The MIP coupled with an electrical conductivity sensor will provide continuous stratigraphic information of the soil as well as semi-quantitative concentrations of volatile organic compounds (VOCs). The MIP can be used in both saturated and unsaturated materials to detect VOCs in the gaseous, sorbed, dissolved or free phases. The “Membrane” acts as an interface between the VOCs in the subsurface and gas phase detectors at the surface.
The HPT system is designed to evaluate the hydraulic behavior of unconsolidated materials. As the probe is pushed or hammered at 2 cm/s, clean water is pumped through a screen on the side of the HPT probe at a low flow rate, approximately 300 mL/min. Injection pressure, which is monitored and plotted with depth, is an indication of the hydraulic properties of the soil. That is, a relatively low pressure response would indicate a relatively large grain size, and the ability to easily transmit water. A relatively high pressure response, however, would indicate a relatively small grain size and the lack of ability to transmit water.
The MiHPT is the combination of the MIP with the HPT. This direct-sensing tool detects volatile contaminants with the MIP, measures soil electrical conductivity with a standard (MIP) dipole array, and measures HPT injection pressure using the same down-hole transducer as the Geoprobe® stand-alone HPT system. In post-processing the log data with Geoprobe® DI Viewer software, the user is able to estimate hydraulic conductivity (K) and water table elevation, as well as prepare graphical outputs of the log data.
S2C2 has been providing direct-push sampling services since 1998. S2C2 has three direct-push units (7822DT, 6622DT and a 6600 truck unit) all capable of collecting soil, groundwater and soil gas samples as well as installling permanent monitoring wells. All of our units have moyno grout pumps installed to properly seal the completed boreholes at the conclusion of the investigation.
S2C2 has been a leader in developing on-site characterization methodologies and dynamic work strategies central to streamlined site characterization programs. An integral part of this approach is the ability to manage and visualize large data sets. S2C2 has all the tools and experience to provide complete data management and data visualization services for any size project.
Low Level MIP (LL MIP) is a technology developed by Geoprobe Systems® that greatly increases the sensitivity of the MIP logging tool. The primary feature of LL MIP technology is that the carrier gas stream that sweeps the internal surface of the MIP membrane is pulsed. This results in an increase in the concentration of VOC contaminant delivered to the MIP detectors.
Low Level MIP can be performed with standard MIP probes or MiHPT probes.
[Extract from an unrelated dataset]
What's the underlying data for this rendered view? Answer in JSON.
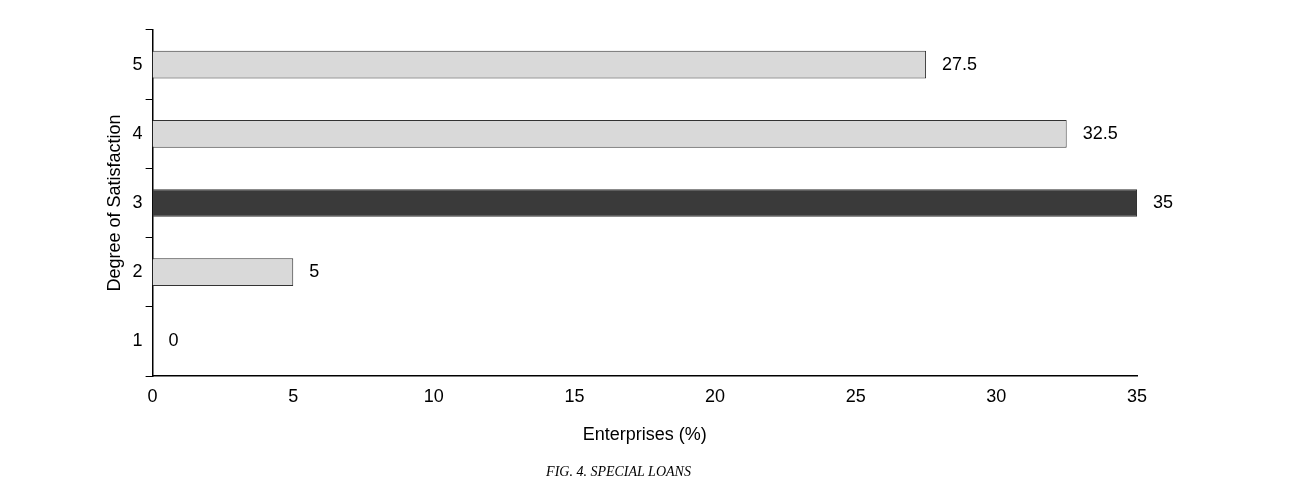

The addition of the LL MIP to the system is simple and requires only the rearrangement of gas line connections. This controller can then be easily removed from the system to return to standard MIP logging. Switching between methods requires only a few minutes of time.
In addition to the standard MIP setup, S2C2 can run a system that uses a heated trunkline. Unlike traditional MIP setups where the MIP probe is the only portion of the system that is heated, Geoprobe’s HTL will be used to heat the entire trunkline to approximately 100 degrees C along its entire length. The heated trunkline moves the contaminant through the trunkline quicker than a traditional trunkline. This reduces the typical slurred baseline drop seen when dealing with high concentrations of contaminants.
Traditional site characterization techniques fail to provide the data density required to adequately define site conditions and often leads to repeated site characterization events and/or failed remedies. The use of direct-sensing/real-time data technologies and adaptive sampling plans in conjunction with collaborative data sets provides a streamlined methodology to characterize environmental contaminated sites.
The OIP is a powerful tool capable of detecting and logging UV induced hydrocarbon fluorescence in the subsurface.